Still, the overall picture of the Federal Reserve is unlikely to change for now. Policymakers remain primarily focused on the health of the domestic labor market, and the statistics will likely need to come as a real surprise to prompt a rethink of monetary policy.
What to expect from the next CPI data report?
Inflation itself is not expected to cause many surprises. The headline CPI is expected to rise 2.7% year-on-year in December, unchanged from the previous month. If you remove the more volatile food and energy components, the situation is much the same. Core inflation is expected to rise slightly, from 2.6% to 2.7%, but still uncomfortably above the Fed’s target.
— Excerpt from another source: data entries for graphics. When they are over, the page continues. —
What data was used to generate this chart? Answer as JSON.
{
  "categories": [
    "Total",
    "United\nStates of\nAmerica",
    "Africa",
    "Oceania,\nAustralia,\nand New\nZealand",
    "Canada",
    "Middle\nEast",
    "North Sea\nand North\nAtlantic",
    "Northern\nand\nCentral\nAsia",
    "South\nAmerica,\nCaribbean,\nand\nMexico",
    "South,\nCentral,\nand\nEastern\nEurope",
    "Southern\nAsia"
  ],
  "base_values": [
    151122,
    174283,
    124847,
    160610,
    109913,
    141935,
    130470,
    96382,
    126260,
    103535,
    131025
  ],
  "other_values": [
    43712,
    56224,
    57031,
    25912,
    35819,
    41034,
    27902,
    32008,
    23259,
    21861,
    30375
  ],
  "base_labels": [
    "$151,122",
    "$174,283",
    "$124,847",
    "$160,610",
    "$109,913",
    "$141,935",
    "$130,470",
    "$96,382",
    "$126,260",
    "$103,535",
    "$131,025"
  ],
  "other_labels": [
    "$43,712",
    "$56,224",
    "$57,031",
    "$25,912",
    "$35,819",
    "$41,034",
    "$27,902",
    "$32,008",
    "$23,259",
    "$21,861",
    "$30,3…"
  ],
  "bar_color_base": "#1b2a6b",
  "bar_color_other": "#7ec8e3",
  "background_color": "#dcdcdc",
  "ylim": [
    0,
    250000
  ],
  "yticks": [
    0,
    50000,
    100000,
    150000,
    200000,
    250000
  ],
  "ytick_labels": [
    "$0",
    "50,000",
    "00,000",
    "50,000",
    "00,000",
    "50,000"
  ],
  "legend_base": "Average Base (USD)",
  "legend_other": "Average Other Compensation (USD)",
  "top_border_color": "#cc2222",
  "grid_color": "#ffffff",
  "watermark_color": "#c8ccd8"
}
On a monthly basis, headline CPI and core CPI are both expected to remain roughly stable at 0.3%, reinforcing the view that inflation will only ease slowly rather than reverse.
This also explains why December’s rate cut wasn’t much at all. Minutes of the meeting released on December 30 showed that the committee was sharply divided, with several officials saying the talks were delicately balanced and that leaving rates on hold was a very realistic option.
Analysts at TD Securities noted the following while previewing the report:
“We expect core sector growth to peak at 3% in the second quarter as a result of the government shutdown. We remain of the view that inflation will gradually subside in the second half of 2026. We expect core CPI inflation to end the year at 2.6%.”
What impact could the US Consumer Price Index report have on EUR/USD?
While investors are still weighing mixed signals from December’s nonfarm payrolls (NFP), that debate is starting to take a backseat. New threats to the Fed’s independence have resurfaced, and they risk completely overshadowing the significance of Tuesday’s inflation numbers.
Given that the Fed is still keeping a close eye on the labor market, December’s CPI data is unlikely to meaningfully change the policy mix unless inflation somehow causes a real surprise.
Turning to EUR/USD, FXStreet senior analyst Pablo Piovano gave his technical outlook.
“If EUR/USD falls decisively below the short-term 55-day moving average of 1.1639, it will open the door to a deeper pullback, with the 200-day SMA of 1.1561 coming into focus sooner or later,” he said. “Below that, the November low of 1.1468 (November 5th) will be the focus, followed by the August low of 1.1391 (August 1st).” “On the other hand, a clean break above the December peak of 1.1807 (Dec. 24) would bring the underlying trend back to the upswing. That would put the 2025 high of 1.1918 (Sept. 17) in the spotlight, with the psychologically important 1.2000 level lurking just beyond that,” Piovano added.